Over to the south-east, the Baroque city of Catania, birthplace of the composer Bellini (remembered in the Museo Civico Belliniano), is worth a visit, and makes a good base for the lion-hearted who wish to visit Etna.
Siracusa, perhaps better known as Syracuse, was an important Greek town, home to Archimedes. Its Greek theatre still stands, and classic dramas are performed here each year.
The best of Sicily is its nature. You can never forget the beautiful landscapes of hills, vineyards, olive groves, almond orchards and endless wheat fields. Sicily is an island and, thus, is surrounded by the sea so blue that it seems unreal. In addition, I should mention, that the sea is not only beautiful, but also very good for swimming. Nearby Sicily you also can find a huge amount of the small islands, which are also worth visiting.
Above the blue of the sea and the greenery of the fields rise magnificent mountains. Europe's greatest natural wonder, Mount Etna is situated on Sicily.
The other thing Sicily is famous for is its cuisine. Like all on the island, the food represent a refined mix of East and West. The main ingredient is fish. As a land with a lot of vineyards, Sicily has its own wines that are rapidly becoming world-popular.
This island, separated from the other parts of Italy has its special magic and is the perfect place for rest.
Getting To Sicily
Large, cruise-ferries link Palermo with Civitavecchia, Naples, Genoa, Livorno, Sardinia and other Mediterranean destinations.
Be sure to order place for your car, or yourself, if your a pedestrian because only the Messina-straight ferries are open without reservation. The are also car ferries between Milazzo, the Aeolian Islands and Naples, and between Trapani and Tunis. From Catania you can reach Naples and Malta. From Messina you can reach Salerno.
Across the Straits of Messina, there are at least hourly ferries between Messina on Sicily and Villa San Giovanni on the mainland. There are at least twenty of them, so don't worry about timetables or waiting too long. If you only drive a car, you can also drive onboard the BLUVIA rail/train ferries. There are also several hydrofoils each day between Messina and Reggio di Calabria.
There are also ferries running from Reggio Di Calabria city, to Messina-Sud and Catamarans and ferries running to/ from Malta from Pozzallo and Catania. To book a ferry ticket please click here.
Sicilian Food and Drink
Sicily is rightly famed for its food and drink, and the island's cuisine reflects the different cultural influences which have shaped Sicily over the centuries.

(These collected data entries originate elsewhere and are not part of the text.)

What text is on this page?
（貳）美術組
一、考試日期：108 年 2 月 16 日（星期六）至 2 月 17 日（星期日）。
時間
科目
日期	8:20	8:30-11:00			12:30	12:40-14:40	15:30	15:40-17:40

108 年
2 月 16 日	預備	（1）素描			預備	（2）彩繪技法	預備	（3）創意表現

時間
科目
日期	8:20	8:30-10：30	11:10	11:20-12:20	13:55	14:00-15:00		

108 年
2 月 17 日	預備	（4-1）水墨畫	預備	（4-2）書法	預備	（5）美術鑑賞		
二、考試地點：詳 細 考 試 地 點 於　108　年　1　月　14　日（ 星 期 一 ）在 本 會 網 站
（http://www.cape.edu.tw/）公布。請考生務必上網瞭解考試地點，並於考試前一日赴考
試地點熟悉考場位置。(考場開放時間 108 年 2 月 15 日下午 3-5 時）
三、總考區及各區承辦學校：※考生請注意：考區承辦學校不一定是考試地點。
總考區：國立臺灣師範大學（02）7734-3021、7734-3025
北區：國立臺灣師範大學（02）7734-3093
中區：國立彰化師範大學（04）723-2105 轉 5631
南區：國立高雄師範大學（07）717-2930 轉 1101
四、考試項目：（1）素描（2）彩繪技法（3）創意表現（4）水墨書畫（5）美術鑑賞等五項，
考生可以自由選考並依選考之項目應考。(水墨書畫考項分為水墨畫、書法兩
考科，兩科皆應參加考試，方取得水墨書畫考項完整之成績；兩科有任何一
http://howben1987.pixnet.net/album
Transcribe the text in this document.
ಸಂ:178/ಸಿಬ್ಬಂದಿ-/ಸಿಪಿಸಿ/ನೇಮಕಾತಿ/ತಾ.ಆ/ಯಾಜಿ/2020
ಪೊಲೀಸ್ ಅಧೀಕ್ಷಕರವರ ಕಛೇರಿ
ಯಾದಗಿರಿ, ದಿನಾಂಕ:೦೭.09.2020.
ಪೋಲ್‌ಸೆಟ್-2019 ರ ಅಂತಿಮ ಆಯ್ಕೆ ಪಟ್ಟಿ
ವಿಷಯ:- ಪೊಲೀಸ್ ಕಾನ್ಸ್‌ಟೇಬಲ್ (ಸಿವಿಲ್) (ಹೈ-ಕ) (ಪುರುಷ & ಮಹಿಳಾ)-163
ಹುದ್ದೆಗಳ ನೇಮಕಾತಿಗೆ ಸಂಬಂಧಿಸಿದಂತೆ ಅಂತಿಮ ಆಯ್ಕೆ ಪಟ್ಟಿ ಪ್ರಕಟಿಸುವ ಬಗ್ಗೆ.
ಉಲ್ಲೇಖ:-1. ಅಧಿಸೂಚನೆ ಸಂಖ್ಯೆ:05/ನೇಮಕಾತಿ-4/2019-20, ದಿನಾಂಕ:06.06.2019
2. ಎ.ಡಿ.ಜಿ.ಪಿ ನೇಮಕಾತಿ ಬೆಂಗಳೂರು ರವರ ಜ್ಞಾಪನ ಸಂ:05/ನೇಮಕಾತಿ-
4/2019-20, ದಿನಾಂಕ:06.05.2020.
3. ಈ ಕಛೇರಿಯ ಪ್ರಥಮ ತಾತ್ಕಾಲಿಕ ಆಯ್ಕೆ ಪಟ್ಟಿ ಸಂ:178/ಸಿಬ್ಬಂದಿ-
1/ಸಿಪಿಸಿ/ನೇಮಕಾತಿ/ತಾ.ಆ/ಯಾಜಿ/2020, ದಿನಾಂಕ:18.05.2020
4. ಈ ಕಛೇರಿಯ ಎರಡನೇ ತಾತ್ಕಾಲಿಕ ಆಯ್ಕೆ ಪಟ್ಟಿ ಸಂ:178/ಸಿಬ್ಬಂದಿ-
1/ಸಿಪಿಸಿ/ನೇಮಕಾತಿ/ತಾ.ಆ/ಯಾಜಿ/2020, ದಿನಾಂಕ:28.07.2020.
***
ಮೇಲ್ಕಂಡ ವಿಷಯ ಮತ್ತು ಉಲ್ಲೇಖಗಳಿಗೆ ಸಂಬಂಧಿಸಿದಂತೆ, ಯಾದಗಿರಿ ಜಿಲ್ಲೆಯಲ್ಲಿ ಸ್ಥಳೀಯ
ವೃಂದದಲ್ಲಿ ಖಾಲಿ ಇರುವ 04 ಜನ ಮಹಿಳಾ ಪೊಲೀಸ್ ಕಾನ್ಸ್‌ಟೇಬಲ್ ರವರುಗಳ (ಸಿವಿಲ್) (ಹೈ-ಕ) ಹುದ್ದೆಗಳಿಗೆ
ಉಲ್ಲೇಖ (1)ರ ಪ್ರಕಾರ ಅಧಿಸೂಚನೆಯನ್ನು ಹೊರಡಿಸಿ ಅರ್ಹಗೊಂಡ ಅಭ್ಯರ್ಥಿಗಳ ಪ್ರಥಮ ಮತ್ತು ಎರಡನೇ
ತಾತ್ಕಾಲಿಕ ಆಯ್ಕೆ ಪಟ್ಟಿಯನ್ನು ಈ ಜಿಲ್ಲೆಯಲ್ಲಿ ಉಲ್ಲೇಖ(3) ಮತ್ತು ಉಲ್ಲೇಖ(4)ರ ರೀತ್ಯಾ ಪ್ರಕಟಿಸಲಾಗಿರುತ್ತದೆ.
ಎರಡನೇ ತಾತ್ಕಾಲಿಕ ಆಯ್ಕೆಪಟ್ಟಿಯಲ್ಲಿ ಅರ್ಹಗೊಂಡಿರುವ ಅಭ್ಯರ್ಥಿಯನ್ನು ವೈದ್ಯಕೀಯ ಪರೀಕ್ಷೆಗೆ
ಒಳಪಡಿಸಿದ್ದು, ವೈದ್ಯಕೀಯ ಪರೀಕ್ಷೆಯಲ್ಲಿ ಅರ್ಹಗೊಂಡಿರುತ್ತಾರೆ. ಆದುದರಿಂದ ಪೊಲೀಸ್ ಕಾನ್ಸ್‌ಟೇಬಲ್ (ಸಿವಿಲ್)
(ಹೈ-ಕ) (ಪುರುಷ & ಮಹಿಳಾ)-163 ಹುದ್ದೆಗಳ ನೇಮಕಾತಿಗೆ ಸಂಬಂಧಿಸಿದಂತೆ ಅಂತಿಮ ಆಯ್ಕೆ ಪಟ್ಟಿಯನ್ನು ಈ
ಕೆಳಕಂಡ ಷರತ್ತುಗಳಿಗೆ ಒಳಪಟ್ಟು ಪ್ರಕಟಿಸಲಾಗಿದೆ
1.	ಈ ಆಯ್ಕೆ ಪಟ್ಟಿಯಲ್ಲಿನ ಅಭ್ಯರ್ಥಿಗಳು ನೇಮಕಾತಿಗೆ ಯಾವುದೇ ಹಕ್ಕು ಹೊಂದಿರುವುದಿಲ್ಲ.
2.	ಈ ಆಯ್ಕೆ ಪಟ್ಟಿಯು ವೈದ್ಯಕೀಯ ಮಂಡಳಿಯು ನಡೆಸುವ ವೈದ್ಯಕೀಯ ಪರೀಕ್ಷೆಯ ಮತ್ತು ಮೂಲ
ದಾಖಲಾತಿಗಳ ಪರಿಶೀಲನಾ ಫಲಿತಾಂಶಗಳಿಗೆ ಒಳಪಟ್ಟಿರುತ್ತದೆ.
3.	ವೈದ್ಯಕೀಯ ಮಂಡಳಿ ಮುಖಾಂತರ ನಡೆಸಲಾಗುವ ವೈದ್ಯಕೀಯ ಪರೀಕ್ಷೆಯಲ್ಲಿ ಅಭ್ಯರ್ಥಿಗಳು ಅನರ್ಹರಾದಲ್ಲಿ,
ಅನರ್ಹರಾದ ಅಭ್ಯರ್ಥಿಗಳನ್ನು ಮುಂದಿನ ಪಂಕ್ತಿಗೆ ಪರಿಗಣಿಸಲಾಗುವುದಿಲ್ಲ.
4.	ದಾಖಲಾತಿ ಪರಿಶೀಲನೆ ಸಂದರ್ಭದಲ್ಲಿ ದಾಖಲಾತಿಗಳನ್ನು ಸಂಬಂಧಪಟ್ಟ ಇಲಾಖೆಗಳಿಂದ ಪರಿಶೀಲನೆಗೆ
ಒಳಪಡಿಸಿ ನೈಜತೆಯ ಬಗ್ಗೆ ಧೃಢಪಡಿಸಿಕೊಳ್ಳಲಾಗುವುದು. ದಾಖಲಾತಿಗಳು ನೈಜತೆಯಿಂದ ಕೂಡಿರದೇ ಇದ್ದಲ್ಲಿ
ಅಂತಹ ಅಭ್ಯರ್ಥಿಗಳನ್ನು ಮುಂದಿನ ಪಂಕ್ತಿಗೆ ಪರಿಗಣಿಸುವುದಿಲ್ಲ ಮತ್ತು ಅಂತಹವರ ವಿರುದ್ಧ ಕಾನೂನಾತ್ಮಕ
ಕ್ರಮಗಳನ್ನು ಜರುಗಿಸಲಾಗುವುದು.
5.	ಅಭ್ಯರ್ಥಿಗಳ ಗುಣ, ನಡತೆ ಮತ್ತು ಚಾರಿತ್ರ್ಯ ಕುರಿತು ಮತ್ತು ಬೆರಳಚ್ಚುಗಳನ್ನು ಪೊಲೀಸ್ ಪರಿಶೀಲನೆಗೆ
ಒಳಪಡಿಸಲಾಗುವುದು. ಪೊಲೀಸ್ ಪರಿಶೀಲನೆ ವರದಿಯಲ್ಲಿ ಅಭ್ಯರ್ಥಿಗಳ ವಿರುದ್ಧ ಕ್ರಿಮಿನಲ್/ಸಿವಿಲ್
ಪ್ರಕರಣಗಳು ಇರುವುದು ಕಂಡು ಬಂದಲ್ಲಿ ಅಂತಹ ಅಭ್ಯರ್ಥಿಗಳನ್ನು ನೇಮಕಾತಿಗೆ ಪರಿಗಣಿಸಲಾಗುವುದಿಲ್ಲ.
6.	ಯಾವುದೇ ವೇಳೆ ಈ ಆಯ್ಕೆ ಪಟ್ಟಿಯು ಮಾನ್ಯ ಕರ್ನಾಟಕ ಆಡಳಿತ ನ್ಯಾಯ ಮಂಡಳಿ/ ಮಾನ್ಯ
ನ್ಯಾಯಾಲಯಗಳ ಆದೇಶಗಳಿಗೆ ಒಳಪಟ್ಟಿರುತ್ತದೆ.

Sicily's rich desserts and pastries are famed far and wide. Cannoli, sweet tubes of ricotta, can be found all over Italy but those in Sicily are the original and the best. Arab influences show in the popular brightly-coloured sweets made of marzipan, and in the sinfully rich cassata, which comes in both ice cream and cake varieties, made from ricotta with bits of candied fruit and chocolate. Ice cream, gelato is another speciality, to be enjoyed during a leisurely evening passeggiata.
Sicily's home-grown products make for a rich and varied spread, ranging from bright oranges and lemons to tasty cheeses like pecorino. Seafood is another staple of the diet, particularly around the coastal towns. Pasta with sardines (con le sarde) is local favourite. Around Catania you will find pasta or pizza alla Norma (named after Catania boy Bellini's opera), with tomato, ricotta and aubergine. Couscous, eaten particularly in the west of the island, is another example of Sicily's mixed food heritage.
One of the treats of a hot day is a good granita. This refreshing slush of fruit and ice comes served with both a spoon and a straw, and is a delicious way to cool down in the sunshine. The most zingy flavours are fresh local lemons or the Sicilian oranges which can also be enjoyed as a freshly-squeezed juice (a spremuta).
Sicily's most renowned wine is Marsala, a dessert wine, but there are several good reds and whites from different parts of the island, including Etna, where grapes are grown on the fertile slopes of the volcano. Restaurants invariably offer a house wine, white or red, which is generally cheap, local and of reasonable quality. A speciality of the eastern coast is vino alla mandorla, made with almonds.
As well as all the local culinary specialities, you'll also find all the normal Italian foods like pizza and pasta in every variety. Cheap and tasty hot snacks can be bought from a tavola calda, rosticceria or a bar, where they'll heat sandwiches for you. You can stock up on picnic food at supermarkets or general stores, where they may make up rolls for you. Desserts sometimes seem like an afterthought in Italian restaurants; you can usually find a more inspiring (and economical) choice at one of the islands many pastry shops (pasticcerie).